モデルのトレーニングや反復改善には、膨大なユーザー数(IP)によるデータ供給が必要であり、これがモデル効率の質的飛躍をもたらす。
Web3との統合により、中小規模のAIスタートアップチームは従来のAI大手企業を逆転することが可能になる。
DePINエコシステムにおいて、計算力や帯域などのリソース面は下限を決定する(単なる計算力の集約には持続的な優位性がない)。一方で、AIモデルの応用・最適化(BitTensorのような例)、専門化(Render、Hivemapperなど)、およびデータの有効活用といった要素がプロジェクトの上限を決める。
AI+DePINという文脈では、モデル推論・ファインチューニングおよびモバイル端末向けAIモデル市場が注目される。
AI市場分析と3つの課題
統計によると、2022年9月(ChatGPT登場直前)から2023年8月までの間に、世界トップ50のAI製品は累計240億回以上のアクセスを記録し、月平均で約2.363億回の増加があった。
AI製品の繁栄の裏側では、計算力への依存度がますます高まっている。

出典: Language Models are Few-Shot Learners
マサチューセッツ大学アマースト校の研究論文では、「AIモデル1回分の学習に伴う生涯排出炭素量は、5台の自動車の排出量に相当する」と指摘している。

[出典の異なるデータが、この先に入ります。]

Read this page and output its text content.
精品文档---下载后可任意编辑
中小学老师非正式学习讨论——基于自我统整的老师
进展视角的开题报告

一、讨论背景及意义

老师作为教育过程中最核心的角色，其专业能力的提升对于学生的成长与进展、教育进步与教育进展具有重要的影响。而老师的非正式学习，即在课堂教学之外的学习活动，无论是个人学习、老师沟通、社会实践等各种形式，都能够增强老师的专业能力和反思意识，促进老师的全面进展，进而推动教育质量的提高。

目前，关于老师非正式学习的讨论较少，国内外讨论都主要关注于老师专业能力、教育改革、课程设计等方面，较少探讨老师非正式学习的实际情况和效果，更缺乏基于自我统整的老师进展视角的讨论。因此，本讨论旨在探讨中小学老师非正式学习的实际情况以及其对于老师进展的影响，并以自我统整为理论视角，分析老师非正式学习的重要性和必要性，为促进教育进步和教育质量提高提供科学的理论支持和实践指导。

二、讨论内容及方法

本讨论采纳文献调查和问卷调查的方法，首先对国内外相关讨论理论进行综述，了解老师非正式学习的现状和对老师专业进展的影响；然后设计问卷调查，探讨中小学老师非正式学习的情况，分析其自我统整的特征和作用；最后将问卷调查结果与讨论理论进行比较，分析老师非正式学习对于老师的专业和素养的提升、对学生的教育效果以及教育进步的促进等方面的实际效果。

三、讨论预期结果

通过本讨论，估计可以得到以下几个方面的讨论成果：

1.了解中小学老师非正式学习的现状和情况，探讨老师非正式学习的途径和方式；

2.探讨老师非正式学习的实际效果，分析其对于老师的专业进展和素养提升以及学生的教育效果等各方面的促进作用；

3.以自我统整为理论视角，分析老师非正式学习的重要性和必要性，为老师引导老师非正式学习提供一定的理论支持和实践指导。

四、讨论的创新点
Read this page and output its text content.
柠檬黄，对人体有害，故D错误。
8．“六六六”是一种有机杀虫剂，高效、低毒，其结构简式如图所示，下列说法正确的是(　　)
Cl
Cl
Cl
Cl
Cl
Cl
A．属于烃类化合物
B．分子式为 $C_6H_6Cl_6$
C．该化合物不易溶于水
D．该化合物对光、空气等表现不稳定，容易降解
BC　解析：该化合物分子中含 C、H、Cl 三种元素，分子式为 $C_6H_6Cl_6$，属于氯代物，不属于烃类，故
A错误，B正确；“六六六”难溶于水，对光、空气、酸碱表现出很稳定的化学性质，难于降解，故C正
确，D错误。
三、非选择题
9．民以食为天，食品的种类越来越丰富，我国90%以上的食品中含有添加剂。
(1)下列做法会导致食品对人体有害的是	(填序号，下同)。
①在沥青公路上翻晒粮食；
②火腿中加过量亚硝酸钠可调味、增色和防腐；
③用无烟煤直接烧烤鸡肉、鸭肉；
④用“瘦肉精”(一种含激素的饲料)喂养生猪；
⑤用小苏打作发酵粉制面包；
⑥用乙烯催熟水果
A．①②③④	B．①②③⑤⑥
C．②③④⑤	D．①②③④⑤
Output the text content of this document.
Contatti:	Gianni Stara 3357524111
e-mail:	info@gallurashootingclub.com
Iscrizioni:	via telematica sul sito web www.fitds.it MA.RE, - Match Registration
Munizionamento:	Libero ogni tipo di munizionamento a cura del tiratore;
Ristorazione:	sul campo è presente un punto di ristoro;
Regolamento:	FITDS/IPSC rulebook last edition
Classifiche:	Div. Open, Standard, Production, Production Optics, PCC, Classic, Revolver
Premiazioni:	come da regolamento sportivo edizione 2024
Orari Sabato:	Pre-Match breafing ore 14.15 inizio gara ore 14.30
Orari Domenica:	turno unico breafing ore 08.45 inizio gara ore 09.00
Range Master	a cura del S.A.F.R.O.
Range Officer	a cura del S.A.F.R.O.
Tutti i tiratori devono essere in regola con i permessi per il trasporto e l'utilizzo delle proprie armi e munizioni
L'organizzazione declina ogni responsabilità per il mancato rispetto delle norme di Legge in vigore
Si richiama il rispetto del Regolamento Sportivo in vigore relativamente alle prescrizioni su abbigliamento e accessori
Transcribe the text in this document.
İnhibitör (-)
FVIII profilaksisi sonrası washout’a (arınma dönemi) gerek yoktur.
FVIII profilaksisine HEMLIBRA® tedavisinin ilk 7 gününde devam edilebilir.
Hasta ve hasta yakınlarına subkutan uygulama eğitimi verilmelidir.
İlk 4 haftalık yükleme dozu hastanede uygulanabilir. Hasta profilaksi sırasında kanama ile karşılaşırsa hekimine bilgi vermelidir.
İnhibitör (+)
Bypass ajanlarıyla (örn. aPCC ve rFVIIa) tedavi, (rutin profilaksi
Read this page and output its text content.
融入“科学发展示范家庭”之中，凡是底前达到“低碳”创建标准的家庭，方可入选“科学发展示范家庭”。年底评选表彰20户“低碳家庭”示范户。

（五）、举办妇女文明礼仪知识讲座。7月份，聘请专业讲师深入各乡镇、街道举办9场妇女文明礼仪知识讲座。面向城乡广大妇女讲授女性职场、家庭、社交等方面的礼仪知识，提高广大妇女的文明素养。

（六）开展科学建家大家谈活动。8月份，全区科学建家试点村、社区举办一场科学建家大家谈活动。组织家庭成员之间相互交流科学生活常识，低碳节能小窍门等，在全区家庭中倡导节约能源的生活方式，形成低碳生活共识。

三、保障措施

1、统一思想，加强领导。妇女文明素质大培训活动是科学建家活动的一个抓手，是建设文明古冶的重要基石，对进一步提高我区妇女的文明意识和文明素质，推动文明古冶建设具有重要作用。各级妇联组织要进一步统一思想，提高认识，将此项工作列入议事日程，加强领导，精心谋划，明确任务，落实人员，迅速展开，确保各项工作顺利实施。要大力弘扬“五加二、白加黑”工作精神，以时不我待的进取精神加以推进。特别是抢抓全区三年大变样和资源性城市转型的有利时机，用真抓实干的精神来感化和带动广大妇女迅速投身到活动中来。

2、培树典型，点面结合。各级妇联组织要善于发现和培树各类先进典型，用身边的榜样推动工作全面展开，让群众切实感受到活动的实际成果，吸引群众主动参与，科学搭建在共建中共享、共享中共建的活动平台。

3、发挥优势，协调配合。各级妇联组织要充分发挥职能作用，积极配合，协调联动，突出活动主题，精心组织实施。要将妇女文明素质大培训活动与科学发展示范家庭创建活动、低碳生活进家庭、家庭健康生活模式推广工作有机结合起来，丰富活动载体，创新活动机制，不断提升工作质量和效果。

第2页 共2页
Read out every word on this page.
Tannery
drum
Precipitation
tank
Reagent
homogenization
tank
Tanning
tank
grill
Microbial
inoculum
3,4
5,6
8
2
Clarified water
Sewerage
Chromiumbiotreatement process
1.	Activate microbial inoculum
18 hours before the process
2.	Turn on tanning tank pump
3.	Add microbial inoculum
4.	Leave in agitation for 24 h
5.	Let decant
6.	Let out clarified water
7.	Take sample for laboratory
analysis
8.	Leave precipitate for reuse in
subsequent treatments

しかし、これは1回の学習プロセスに限定した分析であり、モデルが繰り返し再学習されることでエネルギー消費はさらに大幅に増加する。
最新の言語モデルは数十億から数兆もの重みパラメータを持つ。有名なGPT-3モデルは1750億の機械学習パラメータを持ち、A100チップを使用して訓練するには1024個のGPU、34日間、そして460万ドルの費用がかかる。
AI後期における製品競争は、実質的に計算力を中心とするリソース争奪戦へと移行しつつある。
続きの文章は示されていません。